Nous avons dit que la condition essentielle d’une faim normale était le travail. Hâtons-nous, cependant, de faire des réserves importantes et de constater que ce n’en est point la condition unique. D’abord, quel travail ? En effet, pour que le travail puisse engendrer une faim normale et saine, il faut que ce travail soit sain lui-même, qu’il soit volontaire, libre, agréable, gai, accepté en pleine connaissance de cause, exécuté dans une ambiance de camaraderie, dans des conditions parfaites d’hygiène et de sécurité. Le travail actuel, à l’exception peut-être de celui des champs, le travail accompli dans les horribles usines modernes, au profit de l’exploiteur, travail absorbant, pour de maigres salaires, tout le loisir, ̶ que dis-je ? ̶ toute la vie de l’ouvrier, un tel travail ne peut guère devenir la source d’une bonne faim saine, régulière, rénovatrice. Ensuite, cette bonne faim normale ne peut avoir lieu que chez des organismes sains, bien portants, en plein épanouissement des forces. Or, les hommes de la Société actuelle, les travailleurs comme les autres, vivent dans des conditions qui ruinent l’estomac, les intestins, les poumons, le cœur, les nerfs, etc., dès le plus bas âge. Empoisonné dès l’enfance avec des aliments de mauvaise qualité, fanés, souvent avariés ; alcoolisé méthodiquement ; respirant l’air malsain des grandes villes, des ateliers puants, des souterrains meurtriers ; soumettant, tous les jours, son système nerveux à des épreuves qui finissent par le rendre malade, quelle faim robuste, solide, naturelle, peut-il avoir, l’homme moderne dégénéré, meurtri, broyé, écrasé sous les misères et les vices de notre société mourante ?

On pourrait dire que l’homme moderne, à peu d’exceptions près, ne connaît pas la véritable faim saine et naturelle, comme il ne connaît point la véritable santé, le véritable travail, la véritable jouissance de la vie. C’est l’homme non « civilisé », l’homme « sauvage », qui a connu sans doute cette faim normale. Et ce sera peut-être l’homme de demain, réellement civilisé, qui l’aura retrouvée, en même temps qu’il profitera d’autres joies nouvelles, inconnues celles-là, de ses ancêtres.

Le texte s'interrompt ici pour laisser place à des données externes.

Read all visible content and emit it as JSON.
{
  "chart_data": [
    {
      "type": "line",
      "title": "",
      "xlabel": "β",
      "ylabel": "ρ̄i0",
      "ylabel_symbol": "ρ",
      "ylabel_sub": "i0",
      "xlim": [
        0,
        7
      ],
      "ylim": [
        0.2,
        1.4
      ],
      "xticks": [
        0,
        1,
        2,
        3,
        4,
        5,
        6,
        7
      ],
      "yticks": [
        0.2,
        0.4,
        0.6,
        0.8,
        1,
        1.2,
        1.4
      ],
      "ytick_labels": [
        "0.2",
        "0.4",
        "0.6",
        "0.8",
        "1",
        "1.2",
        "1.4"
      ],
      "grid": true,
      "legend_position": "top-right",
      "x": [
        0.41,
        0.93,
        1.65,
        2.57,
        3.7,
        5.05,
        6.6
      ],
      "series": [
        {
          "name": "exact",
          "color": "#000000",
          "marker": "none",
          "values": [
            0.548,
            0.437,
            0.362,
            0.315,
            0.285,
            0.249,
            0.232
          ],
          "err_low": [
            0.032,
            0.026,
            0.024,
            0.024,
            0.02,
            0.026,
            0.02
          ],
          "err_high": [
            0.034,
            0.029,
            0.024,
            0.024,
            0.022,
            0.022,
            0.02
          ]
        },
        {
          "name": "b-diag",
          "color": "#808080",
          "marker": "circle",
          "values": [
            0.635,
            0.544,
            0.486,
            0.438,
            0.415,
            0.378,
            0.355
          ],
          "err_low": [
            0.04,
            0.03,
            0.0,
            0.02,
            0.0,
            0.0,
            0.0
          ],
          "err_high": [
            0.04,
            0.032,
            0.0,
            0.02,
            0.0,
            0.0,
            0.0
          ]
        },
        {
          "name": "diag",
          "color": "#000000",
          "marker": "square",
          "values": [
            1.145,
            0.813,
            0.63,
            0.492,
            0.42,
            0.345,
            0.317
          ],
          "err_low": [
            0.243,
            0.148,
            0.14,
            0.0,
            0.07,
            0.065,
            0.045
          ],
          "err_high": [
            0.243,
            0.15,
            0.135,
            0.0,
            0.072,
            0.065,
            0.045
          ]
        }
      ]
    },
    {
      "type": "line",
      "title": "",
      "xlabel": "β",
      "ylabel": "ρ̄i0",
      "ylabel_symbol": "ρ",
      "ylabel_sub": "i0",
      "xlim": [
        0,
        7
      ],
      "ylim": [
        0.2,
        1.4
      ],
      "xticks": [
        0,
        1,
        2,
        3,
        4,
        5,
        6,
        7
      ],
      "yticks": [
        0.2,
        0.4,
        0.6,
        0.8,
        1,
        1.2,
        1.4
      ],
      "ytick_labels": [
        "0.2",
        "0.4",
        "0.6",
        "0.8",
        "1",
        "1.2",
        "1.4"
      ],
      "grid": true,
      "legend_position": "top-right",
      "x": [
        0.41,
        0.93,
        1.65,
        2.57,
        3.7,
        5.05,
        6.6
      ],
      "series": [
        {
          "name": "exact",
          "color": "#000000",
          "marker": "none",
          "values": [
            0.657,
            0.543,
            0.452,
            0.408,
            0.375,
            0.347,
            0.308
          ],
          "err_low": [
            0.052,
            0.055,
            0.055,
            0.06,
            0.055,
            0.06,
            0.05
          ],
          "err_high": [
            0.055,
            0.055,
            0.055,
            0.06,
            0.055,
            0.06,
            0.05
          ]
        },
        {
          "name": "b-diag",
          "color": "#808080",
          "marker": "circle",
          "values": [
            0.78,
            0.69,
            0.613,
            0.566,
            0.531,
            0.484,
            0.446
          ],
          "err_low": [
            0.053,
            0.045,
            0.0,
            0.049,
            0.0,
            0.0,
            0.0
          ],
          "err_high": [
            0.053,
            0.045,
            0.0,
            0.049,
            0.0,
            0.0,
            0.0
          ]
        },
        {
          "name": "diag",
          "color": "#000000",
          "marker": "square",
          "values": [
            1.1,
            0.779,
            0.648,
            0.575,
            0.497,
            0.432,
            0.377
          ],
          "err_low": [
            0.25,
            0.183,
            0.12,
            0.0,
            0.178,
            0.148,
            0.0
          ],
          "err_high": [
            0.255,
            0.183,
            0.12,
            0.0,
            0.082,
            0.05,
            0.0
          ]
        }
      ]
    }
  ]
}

En ce qui concerne la définition scientifique, précise de la faim comme phénomène biologique, c’est une

tâche autrement difficile et compliquée. La science ne l’a pas encore résolue, en dépit des tentatives multiples n’ayant abouti, jusqu’à présent, qu’à de nombreuses hypothèses que nous trouvons superflu d’énumérer ici, en raison même de leur insuffisance. On ne possède pas encore l’explication exacte de la sensation de la faim. La seule chose qu’on peut constater, c’est que, chez la plupart des animaux, la faim (normale) est un certain état physiologique (et aussi psychologique, cérébral) de l’organisme, provoqué par le besoin pressant d’introduire des aliments dans l’estomac plus ou moins vide, besoin se traduisant par un désir aigu de « manger ». La cause fondamentale de cet état de l’organisme doit être la nécessité pour le corps de réalimenter ou de restituer certaines cellules épuisées ou usées, et aussi de recouvrer l’énergie dépensée. En somme, la faim avertit celui qui l’éprouve qu’il est temps d’ingérer des aliments dans les voies digestives afin de soutenir au niveau normal les processus vitaux de l’organisme.

Il se peut bien que lorsque la pleine lumière sera projetée sur le phénomène de la faim, sur ses causes et son essence, alors on pourra, se basant sur certaines découvertes biologiques et chimiques, modifier complètement le caractère de notre nourriture, les procédés mêmes de l’alimentation de notre corps, et qu’en conséquence la sensation de la faim subira également des modifications importantes. Si, par exemple, on arrive à remplacer les copieux repas de nos temps par quelques injections introduisant les substances nutritives directement dans le sang, la sensation de la faim devra certes changer de caractère. Ceci, d’autant plus que ces procédés nouveaux devront infailliblement aboutir à des transformations profondes, sinon à l’atrophie complète de tout le système digestif chez l’homme.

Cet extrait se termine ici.